奥田 英朗『リバー』

10年前、群馬県と栃木県それぞれの渡良瀬川河川敷で相次いで若い女性の死体が発見されたが、未解決のまま10年が経ち、再びそれと酷似する状況で事件が発生する。
という物語の始まりで、今度こそ事件を解決しなければならない両県警を中心に、10年前の容疑者を取り調べた元刑事や10年前に娘を殺された父親、県警担当の新人記者が事件を追い、10年前に容疑者となるも不起訴となった男や新たに捜査線上に浮かんだ男の恋人、変人犯罪心理学者などによるまさに圧巻の群像犯罪小説です。

年明けはコレにする!と決めて温存してたんですが、いやあ面白かった!。結構な質量(4センチありました)に相応しい読み応え!。

10年という長いスパンで5人の若い女性が殺される連続殺人という重大事件ではありますが、5人の素性を含め事件自体はこう言ってはなんですがシンプルで、群馬・栃木両県警に警察庁という捜査陣の間で権力争いすることもなく(そこには10年前の反省がある)、“元刑事”と“娘を殺された父親”のまさしく『狂気』をスパイスとしながらその捜査過程が描かれるだけの小説なのでもう一度この言葉を使うけど物語としてはほんと「シンプル」なんですよ。

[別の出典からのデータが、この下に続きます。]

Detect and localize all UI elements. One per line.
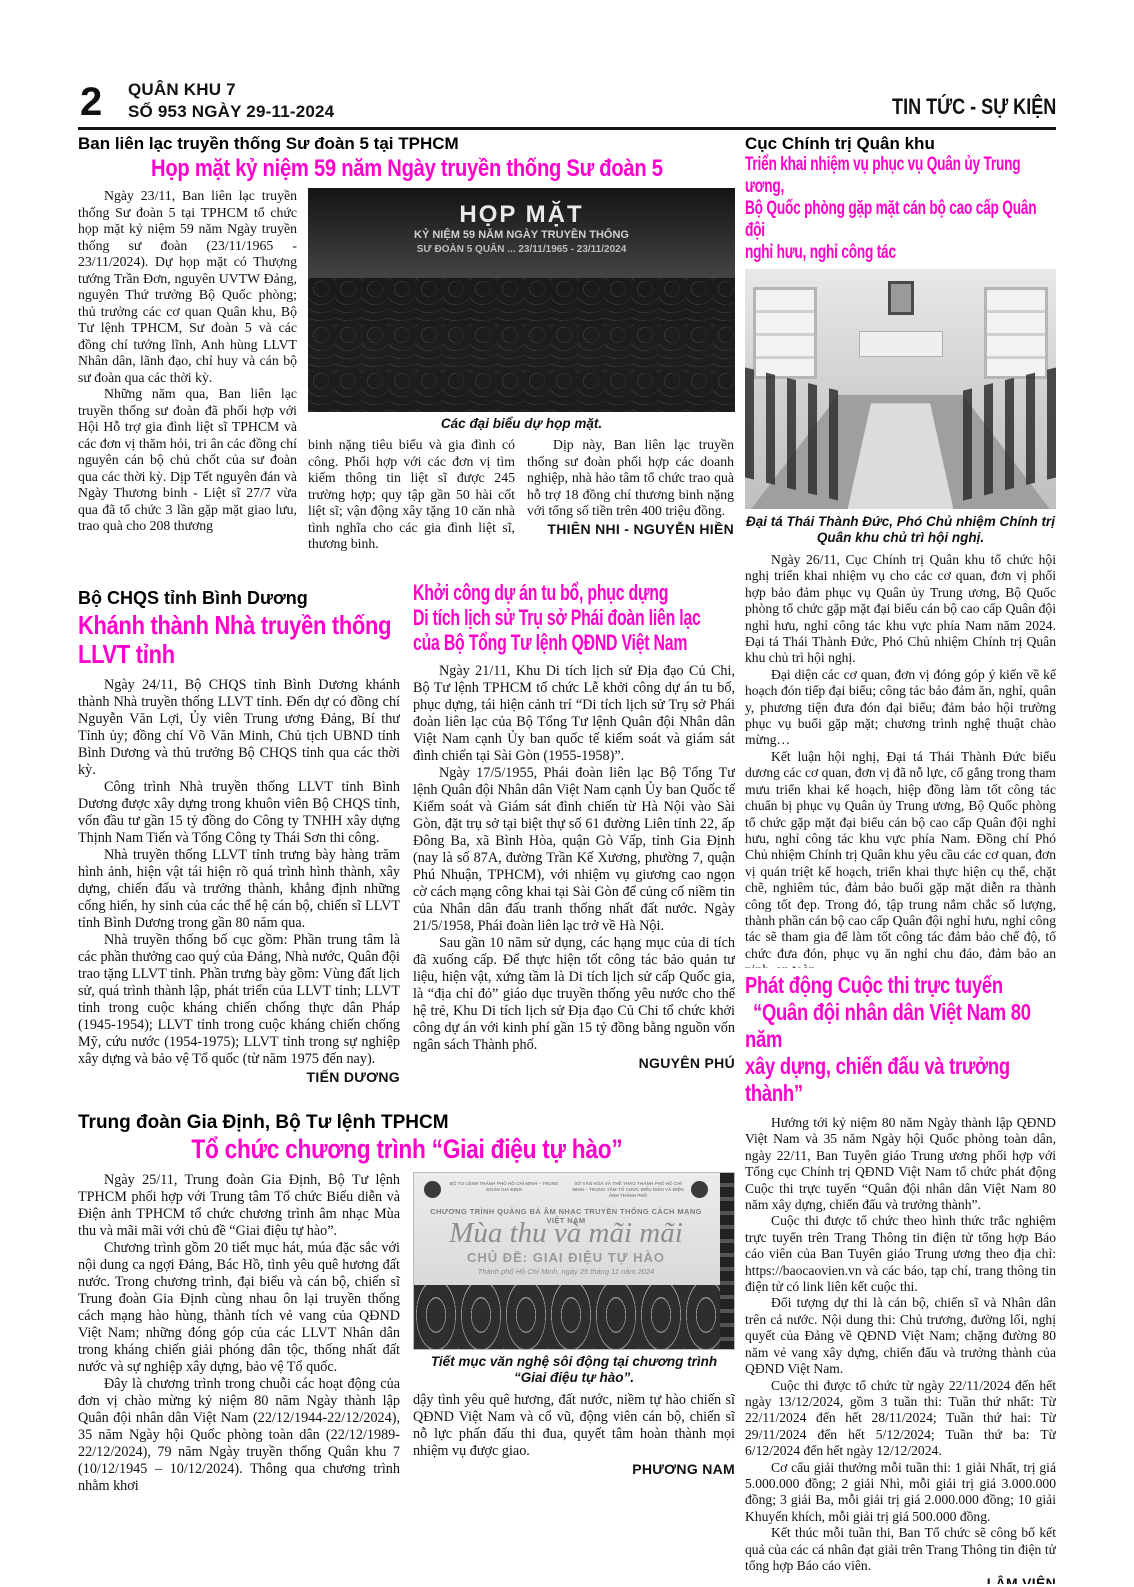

と、途中まではそう思ってたんだけど、ラスト4分の1、章タイトル「決壊」から一気に事件は複雑化。
容疑者として3人の男が存在してるんだけど、これがまあそうくるか!と。
そこまでこれだけの分量を一気に読ませておいて、事件の「真相」をはっきりとは描かずこのラストシーンを持ってくるところがニクいぜコンチクショー!!。